Face à la menace de la Maladie à Virus Ebola (MVE) qui secoue l’espace Grand Oriental, la Division Provinciale de la Santé (DPS) de la Tshopo passe à la vitesse supérieure. Ce dimanche ce dimanche 19 juillet 2026, le Centre Monaco de l’Université de Kisangani a servi de cadre à un briefing stratégique réunissant une vingtaine de professionnels des médias en ligne et de la radiodiffusion.
Objectif était de transformer les chevaliers de la plume et du micro en véritables boucliers communautaires grâce à une sensibilisation renforcée et une information certifiée. Une maladie dangereuse mais évitable : l’alerte précoce sauve des vies au cœur des échanges, un rappel crucial sur la nature de la maladie.

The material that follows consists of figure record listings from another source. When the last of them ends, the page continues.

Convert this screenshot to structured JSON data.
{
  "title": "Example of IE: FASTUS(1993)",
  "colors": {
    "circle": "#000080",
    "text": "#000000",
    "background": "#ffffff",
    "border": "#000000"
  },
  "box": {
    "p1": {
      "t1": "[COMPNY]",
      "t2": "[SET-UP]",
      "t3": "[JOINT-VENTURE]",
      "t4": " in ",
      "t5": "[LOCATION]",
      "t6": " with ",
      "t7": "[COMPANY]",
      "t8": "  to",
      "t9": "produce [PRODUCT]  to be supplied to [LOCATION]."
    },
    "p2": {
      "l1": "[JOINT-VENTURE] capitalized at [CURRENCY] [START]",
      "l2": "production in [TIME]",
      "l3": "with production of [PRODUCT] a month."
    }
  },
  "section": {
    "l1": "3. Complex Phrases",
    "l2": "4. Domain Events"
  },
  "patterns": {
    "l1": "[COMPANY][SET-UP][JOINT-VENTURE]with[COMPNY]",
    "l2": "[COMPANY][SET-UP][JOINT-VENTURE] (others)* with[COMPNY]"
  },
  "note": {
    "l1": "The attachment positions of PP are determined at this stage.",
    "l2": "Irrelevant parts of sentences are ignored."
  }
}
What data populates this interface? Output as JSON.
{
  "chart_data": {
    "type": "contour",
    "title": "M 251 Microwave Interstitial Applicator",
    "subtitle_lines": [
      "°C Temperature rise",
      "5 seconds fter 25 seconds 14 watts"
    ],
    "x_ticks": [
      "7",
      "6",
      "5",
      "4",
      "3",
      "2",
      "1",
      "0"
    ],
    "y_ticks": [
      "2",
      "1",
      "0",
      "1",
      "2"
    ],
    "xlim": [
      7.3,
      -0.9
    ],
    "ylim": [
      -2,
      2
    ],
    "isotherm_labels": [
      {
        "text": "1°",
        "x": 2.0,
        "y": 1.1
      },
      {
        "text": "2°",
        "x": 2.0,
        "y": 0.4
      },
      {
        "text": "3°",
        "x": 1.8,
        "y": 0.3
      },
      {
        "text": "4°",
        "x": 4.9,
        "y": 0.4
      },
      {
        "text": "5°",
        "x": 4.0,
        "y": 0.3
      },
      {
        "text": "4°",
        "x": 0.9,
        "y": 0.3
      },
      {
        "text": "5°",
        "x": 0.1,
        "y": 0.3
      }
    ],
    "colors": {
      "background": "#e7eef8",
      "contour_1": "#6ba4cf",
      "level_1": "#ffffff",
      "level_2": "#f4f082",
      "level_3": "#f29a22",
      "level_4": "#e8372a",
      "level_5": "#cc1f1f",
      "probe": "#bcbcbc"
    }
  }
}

Ebola est hautement contagieuse et mortelle, mais elle reste évitable. Le message clé partagé avec les professionnels des médias est limpide : plus la prise en charge médicale est rapide, plus les chances de guérison augmentent.

Le Dr Stanis Masulimade, responsable de la surveillance de la MVE au sein de l’OMS, a détaillé les signes cliniques qui doivent alerter la population :
apparition rapide de la fièvre, maux de tête, de ventre ou de gorge ;
vomissements, diarrhée et fatigue intense ;
douleurs musculaires et articulaires ;
saignements inexpliqués.
« Dès l’apparition d’au moins un de ces signes, il faut se rendre immédiatement au centre de santé le plus proche », a insisté le Dr Stanis Masulimade.
Il a également rappelé les modes de transmission directe, notamment le contact avec les liquides corporels (sang, urine, selles, sueur, salive, sperme) d’une personne infectée, la manipulation d’effets personnels de malades sans protection, ou encore la consommation d’animaux trouvés morts.
Dans un contexte épidémique où la désinformation peut s’avérer aussi mortelle que le virus, le Dr Amos Ebondo, Coordonnateur terrain des urgences au sein de l’OMS, a lancé un appel vibrant à la responsabilité des médias. Alors que le Sud-Kivu a maîtrisé la situation, l’espace Grand Oriental paie déjà un lourd tribut face à l’épidémie.
« Cette maladie tue. Protégeons-nous en informant en temps réel avec des données officielles. Pas de rumeurs, nous voulons des informations fiables pour aider la population à se protéger », a martelé le Dr Ebondo.
Abondant dans le même sens, John Mondele, coordonnateur provincial en charge du programme national de la promotion de la communication de la santé, a rappelé le rôle social de la presse : éduquer, former et informer. Pour lui, la sensibilisation doit s’articuler autour de la sympathie, de l’humanisme et de choix stratégiques lors des émissions et des publications. L’enjeu est d’amener les citoyens à s’approprier les bons messages pour qu’ils deviennent, à leur tour, des vecteurs de prévention.

Situation épidémiologique à la Tshopo, vigilance maximale sous la direction du Dr Bienvenu Ikomo, Chef de division de la DPS, et en étroite collaboration avec le Ministère de la Santé Publique, Hygiène et Prévention Sociale, les autorités locales et les partenaires techniques et financiers intensifient les mesures d’hygiène pour éradiquer ce fléau.
À ce jour, la province de la Tshopo maintient une posture de vigilance rigoureuse. Le bilan présenté fait état de :
0 cas local enregistré jusqu’à présent ;
4 décès importés ;
1 patient guéri ;
3 cas contacts sous haute surveillance par l’équipe de la riposte.
Un appel à l’unité et au respect des gestes barrières
La lutte contre Ebola est l’affaire de tous. La DPS invite instamment les Tshopolaises, les Tshopolais et l’ensemble de la communauté congolaise à respecter scrupuleusement les mesures édictées par le personnel soignant : pratiquer le lavage régulier des mains avec du savon, de la cendre ou du détergent, et alerter immédiatement les autorités sanitaires face à tout cas suspect.
Ce briefing, qui a ciblé une vingtaine de médias clés, n’est que la première étape d’une série d’activités planifiées par la DPS pour armer la province contre les menaces épidémiques.